Su compromiso era tal que entrenaba incluso fuera de las competencias del reality. “Yo era el primero en levantarme para entrenar y el primero en estar listo para ir a juego. Regresábamos y yo llegaba a entrenar otra vez en la noche. Creo que el entrenamiento y ser constante fue lo que me llevó a ese campeonato”.
No sorprende que esa competitividad venga desde la infancia. Hirochi comenzó a practicar lucha grecorromana a los seis años y asegura que siempre ha disfrutado competir, incluso entre amigos. “Siempre he sido muy competitivo. Tengo 16 años entrenando lucha grecorromana y siempre me ha gustado mostrar mis habilidades, ver de lo que soy capaz”.
Las amistades que deja Exatlón
Después de nueve meses de convivencia extrema, también surgieron vínculos importantes.
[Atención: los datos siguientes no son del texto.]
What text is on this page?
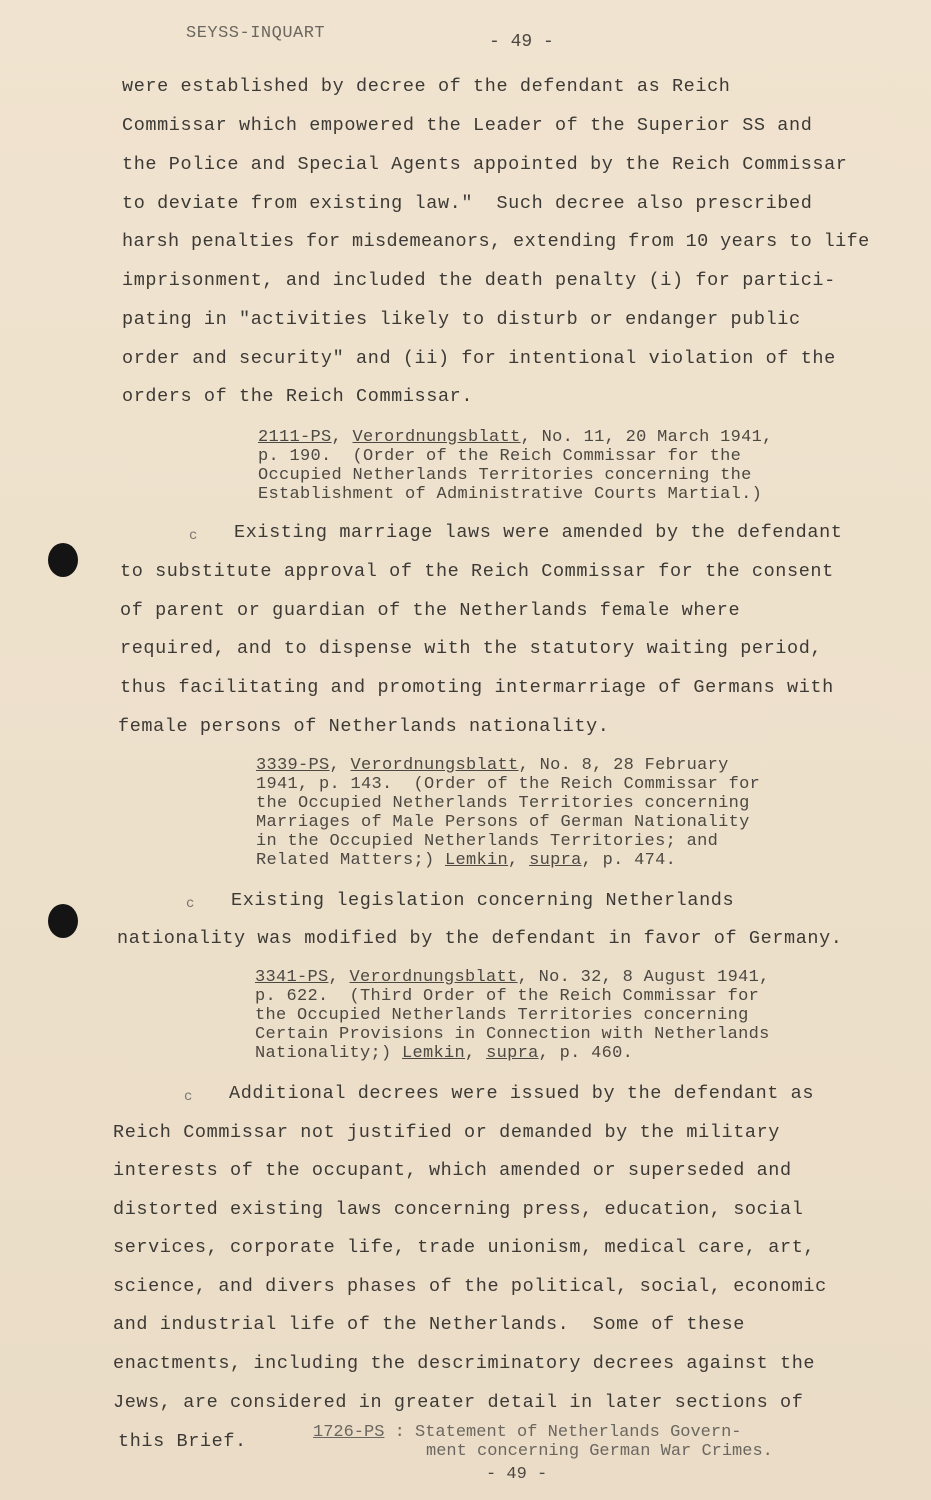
SEYSS-INQUART	- 49 -
were established by decree of the defendant as Reich
Commissar which empowered the Leader of the Superior SS and
the Police and Special Agents appointed by the Reich Commissar
to deviate from existing law."  Such decree also prescribed
harsh penalties for misdemeanors, extending from 10 years to life
imprisonment, and included the death penalty (i) for partici-
pating in "activities likely to disturb or endanger public
order and security" and (ii) for intentional violation of the
orders of the Reich Commissar.
2111-PS, Verordnungsblatt, No. 11, 20 March 1941,
p. 190.  (Order of the Reich Commissar for the
Occupied Netherlands Territories concerning the
Establishment of Administrative Courts Martial.)
c Existing marriage laws were amended by the defendant
to substitute approval of the Reich Commissar for the consent
of parent or guardian of the Netherlands female where
required, and to dispense with the statutory waiting period,
thus facilitating and promoting intermarriage of Germans with
female persons of Netherlands nationality.
3339-PS, Verordnungsblatt, No. 8, 28 February
1941, p. 143.  (Order of the Reich Commissar for
the Occupied Netherlands Territories concerning
Marriages of Male Persons of German Nationality
in the Occupied Netherlands Territories; and
Related Matters;) Lemkin, supra, p. 474.
c Existing legislation concerning Netherlands
nationality was modified by the defendant in favor of Germany.
3341-PS, Verordnungsblatt, No. 32, 8 August 1941,
p. 622.  (Third Order of the Reich Commissar for
the Occupied Netherlands Territories concerning
Certain Provisions in Connection with Netherlands
Nationality;) Lemkin, supra, p. 460.
c Additional decrees were issued by the defendant as
Reich Commissar not justified or demanded by the military
interests of the occupant, which amended or superseded and
distorted existing laws concerning press, education, social
services, corporate life, trade unionism, medical care, art,
science, and divers phases of the political, social, economic
and industrial life of the Netherlands.  Some of these
enactments, including the descriminatory decrees against the
Jews, are considered in greater detail in later sections of
this Brief.	1726-PS : Statement of Netherlands Govern-
ment concerning German War Crimes.
- 49 -
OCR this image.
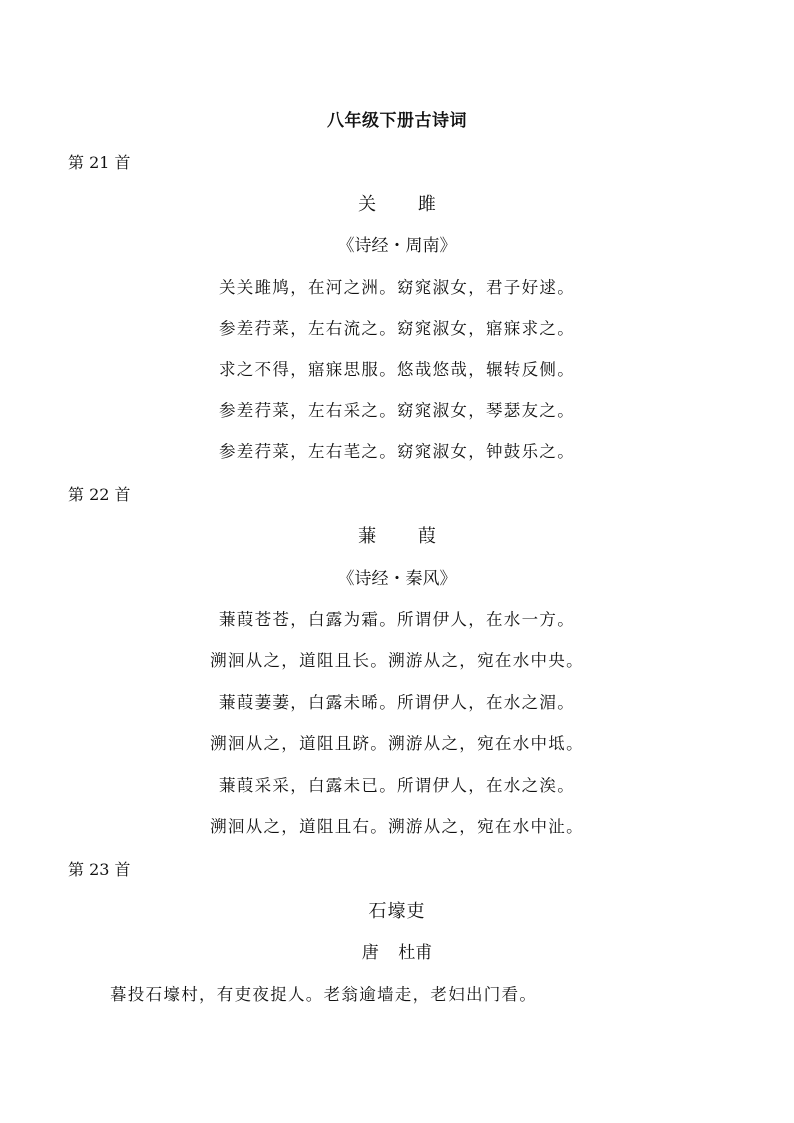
八年级下册古诗词
第 21 首
关 雎
《诗经・周南》
关关雎鸠，在河之洲。窈窕淑女，君子好逑。
参差荇菜，左右流之。窈窕淑女，寤寐求之。
求之不得，寤寐思服。悠哉悠哉，辗转反侧。
参差荇菜，左右采之。窈窕淑女，琴瑟友之。
参差荇菜，左右芼之。窈窕淑女，钟鼓乐之。
第 22 首
蒹 葭
《诗经・秦风》
蒹葭苍苍，白露为霜。所谓伊人，在水一方。
溯洄从之，道阻且长。溯游从之，宛在水中央。
蒹葭萋萋，白露未晞。所谓伊人，在水之湄。
溯洄从之，道阻且跻。溯游从之，宛在水中坻。
蒹葭采采，白露未已。所谓伊人，在水之涘。
溯洄从之，道阻且右。溯游从之，宛在水中沚。
第 23 首
石壕吏
唐 杜甫
暮投石壕村，有吏夜捉人。老翁逾墙走，老妇出门看。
Hirochi recuerda con especial cariño a compañeros del equipo Azul como Ernesto, Evelyn, Koke y Doris, quienes se convirtieron en parte esencial de su experiencia.
Sobre Evelyn, quien lo acompañó en las últimas semanas de competencia, destacó el apoyo emocional que recibió. “Le agarré mucho cariño también a Eve, me apoyó bastante en lo emocional, estaba ahí conmigo siempre y aprendimos hasta a cocinar”.
El siguiente round: MMA y quizá una temporada 10
Aunque hoy disfruta de la fama que le dejó Exatlón, Hirochi tiene claro cuál es su prioridad: regresar de lleno a las Artes Marciales Mixtas.
Actualmente forma parte de un programa de desarrollo del UFC Performance Institute en Ciudad de México y espera volver pronto a la actividad competitiva. “Mi objetivo es estar preparado para cuando me lleguen a ofrecer una pelea, ojalá sea este año”.
Sin embargo, tampoco descarta un posible regreso a Exatlón México. “No me cierro a una temporada 10. Si se llega la oportunidad y no tengo algún compromiso acá afuera, me gustaría volver a defender el campeonato”.
“Hay que soñarlo para que llegue”
Con el título en las manos y el reconocimiento nacional tras meses de exposición televisiva, Hirochi envía un mensaje especialmente a quienes sienten que sus metas parecen lejanas. “Cuesta llegar a la cima, pero como dice: ‘sin sudor no hay gloria’, entonces hay que entrenar, hay que motivarnos. Agárrense a algo como motivación”.
Y concluye con una reflexión que resume su historia de vida: “Si ustedes se lo proponen, lo pueden hacer. Pueden llegar a donde sea. Hay que soñarlo para que pueda llegar ese momento”.